The forum was attended by about 130 nonparticipating audience members, including about a dozen state lawmakers, several state health officials, insurance industry representatives, and many members of private health policy and advocacy organizations.
It was the third of four such meetings planned by the Bipartisan Policy Center, the Washington, D.C. think tank and advocacy organization founded in 2007 by Democrat Mitchell and three other former majority leaders: Democrat Tom Daschle of South Dakota and Republicans Howard Baker of Tennessee and Bob Dole of Kansas. The first meeting took place in Washington in April. The second was held in Kansas last month. The leaders will hold one more regional meeting, either in Washington or in Tennessee, before drafting their report for the new president and incoming Congress.
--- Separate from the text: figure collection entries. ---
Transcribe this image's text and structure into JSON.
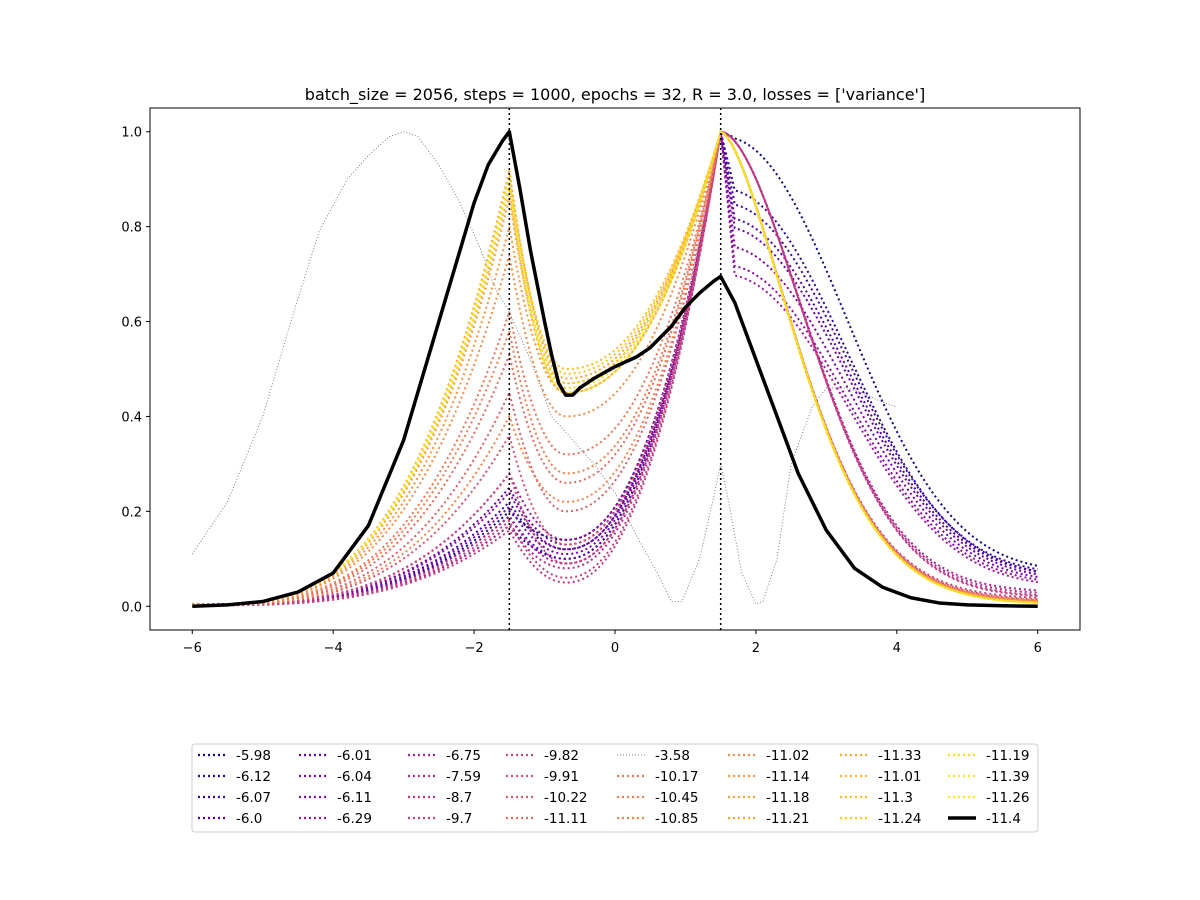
{
  "chart_data": {
    "type": "line",
    "title": "batch_size = 2056, steps = 1000, epochs = 32, R = 3.0, losses = ['variance']",
    "xlabel": "",
    "ylabel": "",
    "xlim": [
      -6.6,
      6.6
    ],
    "ylim": [
      -0.05,
      1.05
    ],
    "x_ticks": [
      "−6",
      "−4",
      "−2",
      "0",
      "2",
      "4",
      "6"
    ],
    "y_ticks": [
      "0.0",
      "0.2",
      "0.4",
      "0.6",
      "0.8",
      "1.0"
    ],
    "vertical_lines": [
      -1.5,
      1.5
    ],
    "grid": false,
    "legend_placement": "below",
    "legend_columns": 8,
    "reference_curve": {
      "name": "-3.58",
      "color": "#808080",
      "x": [
        -6,
        -5.5,
        -5,
        -4.6,
        -4.2,
        -3.8,
        -3.5,
        -3.2,
        -3.0,
        -2.8,
        -2.5,
        -2.2,
        -1.9,
        -1.7,
        -1.5,
        -1.2,
        -0.9,
        -0.6,
        -0.3,
        0,
        0.3,
        0.6,
        0.8,
        0.95,
        1.2,
        1.4,
        1.5,
        1.6,
        1.8,
        2.0,
        2.1,
        2.3,
        2.5,
        2.8,
        3.0,
        3.3,
        3.5,
        3.8,
        4.0
      ],
      "y": [
        0.11,
        0.22,
        0.4,
        0.6,
        0.79,
        0.9,
        0.95,
        0.99,
        1.0,
        0.99,
        0.93,
        0.85,
        0.75,
        0.67,
        0.62,
        0.52,
        0.4,
        0.35,
        0.3,
        0.24,
        0.15,
        0.07,
        0.01,
        0.01,
        0.1,
        0.23,
        0.3,
        0.23,
        0.07,
        0.005,
        0.01,
        0.1,
        0.3,
        0.42,
        0.46,
        0.46,
        0.45,
        0.43,
        0.42
      ]
    },
    "series": [
      {
        "name": "-5.98",
        "color": "#0d0887",
        "peak_left": 0.2,
        "trough": 0.14,
        "right_mode": "wide",
        "wide_top": 0.99,
        "tail_right": 0.07,
        "tail_left": 0.003
      },
      {
        "name": "-6.12",
        "color": "#2a0593",
        "peak_left": 0.17,
        "trough": 0.1,
        "right_mode": "wide",
        "wide_top": 0.88,
        "tail_right": 0.06,
        "tail_left": 0.003
      },
      {
        "name": "-6.07",
        "color": "#41049d",
        "peak_left": 0.22,
        "trough": 0.12,
        "right_mode": "wide",
        "wide_top": 0.85,
        "tail_right": 0.065,
        "tail_left": 0.004
      },
      {
        "name": "-6.0",
        "color": "#5402a3",
        "peak_left": 0.19,
        "trough": 0.1,
        "right_mode": "wide",
        "wide_top": 0.82,
        "tail_right": 0.06,
        "tail_left": 0.004
      },
      {
        "name": "-6.01",
        "color": "#6a00a8",
        "peak_left": 0.25,
        "trough": 0.13,
        "right_mode": "wide",
        "wide_top": 0.8,
        "tail_right": 0.055,
        "tail_left": 0.004
      },
      {
        "name": "-6.04",
        "color": "#7c02a8",
        "peak_left": 0.21,
        "trough": 0.11,
        "right_mode": "wide",
        "wide_top": 0.76,
        "tail_right": 0.05,
        "tail_left": 0.004
      },
      {
        "name": "-6.11",
        "color": "#8b0aa5",
        "peak_left": 0.24,
        "trough": 0.12,
        "right_mode": "wide",
        "wide_top": 0.72,
        "tail_right": 0.045,
        "tail_left": 0.004
      },
      {
        "name": "-6.29",
        "color": "#9a169f",
        "peak_left": 0.28,
        "trough": 0.14,
        "right_mode": "wide",
        "wide_top": 0.7,
        "tail_right": 0.04,
        "tail_left": 0.004
      },
      {
        "name": "-6.75",
        "color": "#a72197",
        "peak_left": 0.19,
        "trough": 0.09,
        "right_mode": "mid",
        "wide_top": 0.0,
        "tail_right": 0.03,
        "tail_left": 0.003
      },
      {
        "name": "-7.59",
        "color": "#b12a90",
        "peak_left": 0.17,
        "trough": 0.08,
        "right_mode": "mid",
        "wide_top": 0.0,
        "tail_right": 0.025,
        "tail_left": 0.003
      },
      {
        "name": "-8.7",
        "color": "#bc3587",
        "peak_left": 0.16,
        "trough": 0.05,
        "right_mode": "mid",
        "wide_top": 0.0,
        "tail_right": 0.02,
        "tail_left": 0.002
      },
      {
        "name": "-9.7",
        "color": "#c5407e",
        "peak_left": 0.18,
        "trough": 0.06,
        "right_mode": "mid",
        "wide_top": 0.0,
        "tail_right": 0.018,
        "tail_left": 0.002
      },
      {
        "name": "-9.82",
        "color": "#cc4778",
        "peak_left": 0.28,
        "trough": 0.09,
        "right_mode": "narrow",
        "wide_top": 0.0,
        "tail_right": 0.015,
        "tail_left": 0.003
      },
      {
        "name": "-9.91",
        "color": "#d5536f",
        "peak_left": 0.36,
        "trough": 0.13,
        "right_mode": "narrow",
        "wide_top": 0.0,
        "tail_right": 0.012,
        "tail_left": 0.003
      },
      {
        "name": "-10.22",
        "color": "#dd5e66",
        "peak_left": 0.45,
        "trough": 0.2,
        "right_mode": "narrow",
        "wide_top": 0.0,
        "tail_right": 0.01,
        "tail_left": 0.003
      },
      {
        "name": "-11.11",
        "color": "#e4695e",
        "peak_left": 0.53,
        "trough": 0.26,
        "right_mode": "narrow",
        "wide_top": 0.0,
        "tail_right": 0.008,
        "tail_left": 0.003
      },
      {
        "name": "-10.17",
        "color": "#ea7457",
        "peak_left": 0.62,
        "trough": 0.32,
        "right_mode": "narrow",
        "wide_top": 0.0,
        "tail_right": 0.008,
        "tail_left": 0.003
      },
      {
        "name": "-10.45",
        "color": "#ee7e4f",
        "peak_left": 0.58,
        "trough": 0.28,
        "right_mode": "narrow",
        "wide_top": 0.0,
        "tail_right": 0.008,
        "tail_left": 0.003
      },
      {
        "name": "-10.85",
        "color": "#f2844b",
        "peak_left": 0.4,
        "trough": 0.22,
        "right_mode": "narrow",
        "wide_top": 0.0,
        "tail_right": 0.008,
        "tail_left": 0.003
      },
      {
        "name": "-11.02",
        "color": "#f58c46",
        "peak_left": 0.74,
        "trough": 0.4,
        "right_mode": "narrow",
        "wide_top": 0.0,
        "tail_right": 0.006,
        "tail_left": 0.003
      },
      {
        "name": "-11.14",
        "color": "#f89540",
        "peak_left": 0.8,
        "trough": 0.45,
        "right_mode": "narrow",
        "wide_top": 0.0,
        "tail_right": 0.006,
        "tail_left": 0.003
      },
      {
        "name": "-11.18",
        "color": "#f99e3c",
        "peak_left": 0.86,
        "trough": 0.47,
        "right_mode": "narrow",
        "wide_top": 0.0,
        "tail_right": 0.005,
        "tail_left": 0.003
      },
      {
        "name": "-11.21",
        "color": "#fba238",
        "peak_left": 0.92,
        "trough": 0.48,
        "right_mode": "narrow",
        "wide_top": 0.0,
        "tail_right": 0.005,
        "tail_left": 0.003
      },
      {
        "name": "-11.33",
        "color": "#fca636",
        "peak_left": 0.9,
        "trough": 0.46,
        "right_mode": "narrow",
        "wide_top": 0.0,
        "tail_right": 0.005,
        "tail_left": 0.003
      },
      {
        "name": "-11.01",
        "color": "#fdb130",
        "peak_left": 0.88,
        "trough": 0.45,
        "right_mode": "narrow",
        "wide_top": 0.0,
        "tail_right": 0.005,
        "tail_left": 0.003
      },
      {
        "name": "-11.3",
        "color": "#fdbb2b",
        "peak_left": 0.9,
        "trough": 0.5,
        "right_mode": "narrow",
        "wide_top": 0.0,
        "tail_right": 0.004,
        "tail_left": 0.003
      },
      {
        "name": "-11.24",
        "color": "#fcc627",
        "peak_left": 0.91,
        "trough": 0.49,
        "right_mode": "narrow",
        "wide_top": 0.0,
        "tail_right": 0.004,
        "tail_left": 0.003
      },
      {
        "name": "-11.19",
        "color": "#fad824",
        "peak_left": 0.89,
        "trough": 0.47,
        "right_mode": "narrow",
        "wide_top": 0.0,
        "tail_right": 0.004,
        "tail_left": 0.003
      },
      {
        "name": "-11.39",
        "color": "#f7e225",
        "peak_left": 0.9,
        "trough": 0.46,
        "right_mode": "narrow",
        "wide_top": 0.0,
        "tail_right": 0.004,
        "tail_left": 0.003
      },
      {
        "name": "-11.26",
        "color": "#f2e926",
        "peak_left": 0.9,
        "trough": 0.45,
        "right_mode": "narrow",
        "wide_top": 0.0,
        "tail_right": 0.004,
        "tail_left": 0.003
      }
    ],
    "best_curve": {
      "name": "-11.4",
      "color": "#000000",
      "x": [
        -6,
        -5.5,
        -5,
        -4.5,
        -4,
        -3.5,
        -3,
        -2.5,
        -2,
        -1.8,
        -1.6,
        -1.5,
        -1.35,
        -1.2,
        -1.0,
        -0.9,
        -0.8,
        -0.7,
        -0.6,
        -0.5,
        -0.3,
        0,
        0.3,
        0.5,
        0.8,
        1.0,
        1.2,
        1.4,
        1.5,
        1.7,
        2.0,
        2.3,
        2.6,
        3.0,
        3.4,
        3.8,
        4.2,
        4.6,
        5.0,
        5.5,
        6.0
      ],
      "y": [
        0.0,
        0.003,
        0.01,
        0.03,
        0.07,
        0.17,
        0.35,
        0.6,
        0.85,
        0.93,
        0.98,
        1.0,
        0.88,
        0.75,
        0.6,
        0.53,
        0.47,
        0.445,
        0.445,
        0.46,
        0.48,
        0.505,
        0.525,
        0.545,
        0.59,
        0.63,
        0.66,
        0.685,
        0.695,
        0.64,
        0.52,
        0.4,
        0.28,
        0.16,
        0.08,
        0.04,
        0.018,
        0.007,
        0.003,
        0.001,
        0.0
      ]
    },
    "legend_columns_order": [
      [
        "-5.98",
        "-6.12",
        "-6.07",
        "-6.0"
      ],
      [
        "-6.01",
        "-6.04",
        "-6.11",
        "-6.29"
      ],
      [
        "-6.75",
        "-7.59",
        "-8.7",
        "-9.7"
      ],
      [
        "-9.82",
        "-9.91",
        "-10.22",
        "-11.11"
      ],
      [
        "-3.58",
        "-10.17",
        "-10.45",
        "-10.85"
      ],
      [
        "-11.02",
        "-11.14",
        "-11.18",
        "-11.21"
      ],
      [
        "-11.33",
        "-11.01",
        "-11.3",
        "-11.24"
      ],
      [
        "-11.19",
        "-11.39",
        "-11.26",
        "-11.4"
      ]
    ]
  }
}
The group has already hammered out bipartisan recommendations on a number of divisive issues, including energy, transportation and national security.
“We are determined to demonstrate that it is possible to achieve bipartisan solutions to many of the major problems facing this country,” Mitchell said in his opening remarks.
During a 10-minute lunch break, Mitchell said he feels optimistic that the new administration and incoming Congress will take on the formidable task of reforming health care even while other worries, such as energy concerns and the shaky economy, plague the nation.
“There is clear consensus that health care reform is needed,” he said.
Noting that the health care sector makes up 16 percent of the nation’s gross domestic product, he said, “You can’t talk about the economy without discussing health care.”
But Mitchell acknowledged that entrenched special interest groups and deeply felt differences in political philosophy make the issue an especially divisive one. Even among the four members of the Bipartisan Policy Center, he said, it will be a challenge to arrive at a common set of recommendations.
“But we’ve got to try and reach agreement,” he said.
Mitchell said both presidential candidates and several key members of Congress have expressed interest in the work being done by the policy center.